In the case of Bharat Broadband Network Ltd (BBNL) Versus United Telecom Limited (UTL), the Supreme Court bench of Justice R F Nariman and Justice Vineet Saran held that a person, who is himself ineligible to be appointed as an Arbitrator as per Section 12(5) of the Arbitration and Conciliation Act, 1996, cannot appoint another person to act as an Arbitrator. The Bench referred to the judgment in TRF Ltd v. Energy Engineering Projects Ltd (2017) 8 SCC 377 (“TRF”) which, in itself, had held that an ineligible person cannot appoint an arbitrator.

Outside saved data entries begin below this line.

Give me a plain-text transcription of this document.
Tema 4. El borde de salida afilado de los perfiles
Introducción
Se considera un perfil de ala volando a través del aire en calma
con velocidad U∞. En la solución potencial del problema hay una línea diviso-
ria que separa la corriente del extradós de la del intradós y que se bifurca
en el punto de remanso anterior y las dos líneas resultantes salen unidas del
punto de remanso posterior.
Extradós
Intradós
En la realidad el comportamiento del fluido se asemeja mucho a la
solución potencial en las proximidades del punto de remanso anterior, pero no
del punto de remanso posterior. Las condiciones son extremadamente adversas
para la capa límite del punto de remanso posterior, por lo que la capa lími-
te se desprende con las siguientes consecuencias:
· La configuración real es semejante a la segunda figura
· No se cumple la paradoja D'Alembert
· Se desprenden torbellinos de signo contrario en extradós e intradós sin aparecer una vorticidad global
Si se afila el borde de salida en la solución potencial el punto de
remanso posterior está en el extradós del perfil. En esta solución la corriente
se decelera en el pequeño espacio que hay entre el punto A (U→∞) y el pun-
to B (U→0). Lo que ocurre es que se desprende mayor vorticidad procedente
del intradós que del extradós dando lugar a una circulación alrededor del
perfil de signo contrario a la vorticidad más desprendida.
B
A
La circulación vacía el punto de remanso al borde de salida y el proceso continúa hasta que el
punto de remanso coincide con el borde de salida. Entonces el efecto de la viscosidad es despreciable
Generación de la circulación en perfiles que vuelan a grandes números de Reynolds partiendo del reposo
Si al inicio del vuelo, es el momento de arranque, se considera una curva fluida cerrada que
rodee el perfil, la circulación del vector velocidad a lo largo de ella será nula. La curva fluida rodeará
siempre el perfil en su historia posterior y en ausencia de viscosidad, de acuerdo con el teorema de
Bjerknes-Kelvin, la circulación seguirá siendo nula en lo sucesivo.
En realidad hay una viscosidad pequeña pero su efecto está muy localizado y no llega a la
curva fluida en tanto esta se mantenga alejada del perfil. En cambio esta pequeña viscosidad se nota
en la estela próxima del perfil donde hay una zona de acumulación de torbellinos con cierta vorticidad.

A dispute arose between the parties out of an agreement between them which resulted in UTL invoking the arbitration clause therein for appointment of arbitrator. Accordingly, the CMD of BBNL appointed an arbitrator, namely Mr. Khan. Subsequently, the TRF judgment was passed and therefore, BBNL sought for the withdrawal of the Arbitrator on the grounds of the TRF judgment. The request for withdrawal was rejected by the Arbitrator and accordingly, the said appointment was challenged in the High Court. The High Court rejected the plea of challenge raised by BBNL and held that BBNL was estopped from challenging the Arbitrator as it had appointed him. Accordingly, the present petition was filed in the Supreme Court challenging the said decision of the High Court.
The Bench held that the CMD of BBNL who had appointed the Arbitrator was, in itself, ineligible as per Item No 5 of the Seventh Schedule which reads as follows:
- The arbitrator is a manager, director or part of the management, or has a similar controlling influence, in an affiliate of one of the parties if the affiliate is directly involved in the matters in dispute in the arbitration.
Therefore, in light of the TRF judgment, the Bench concluded that the CMD could not appoint the arbitrator.
The Counsel for UTL argued that as per Section 12(4), any party appointing an arbitrator can challenge his mandate only for reasons which he became aware about after the appointment takes place. The CMD of BBNL was well aware of the ineligibility of Mr Khan as Arbitrator even before appointment and was not a fact known subsequent to the appointment.
The Bench rejected the contentions of the UTL and stated that:
“18. ……………Whether such ineligible person could himself appoint another arbitrator was only made clear by this Court’s judgment in TRF Ltd. (supra) on 03.07.2017, this Court holding that an appointment made by an ineligible person is itself void ab initio. Thus, it was only on 03.07.2017, that it became clear beyond doubt that the appointment of Shri Khan would be void ab initio. Since such appointment goes to “eligibility”, i.e., to the root of the matter, it is obvious that Shri Khan’s appointment would be void. There is no doubt in this case that disputes arose only after the introduction of Section 12(5) into the statute book, and Shri Khan was appointed long after 23.10.2015. The judgment in TRF Ltd. (supra) nowhere states that it will apply only prospectively, i.e., the appointments that have been made of persons such as Shri Khan would be valid if made before the date of the judgment. Section 26 of the Amendment Act, 2015 makes it clear that the Amendment Act, 2015 shall apply in relation to arbitral proceedings commenced on or after 23.10.2015.”
On the aspect of waiver of objection under Section 12(5), the Bench referred to Section 9 of the Indian Contract Act, 1872 and held that:
“20. ……………….It is thus necessary that there be an “express” agreement in writing. This agreement must be an agreement by which both parties, with full knowledge of the fact that Shri Khan is ineligible to be appointed as an arbitrator, still go ahead and say that they have full faith and confidence in him to continue as such. The facts of the present case disclose no such express agreement.”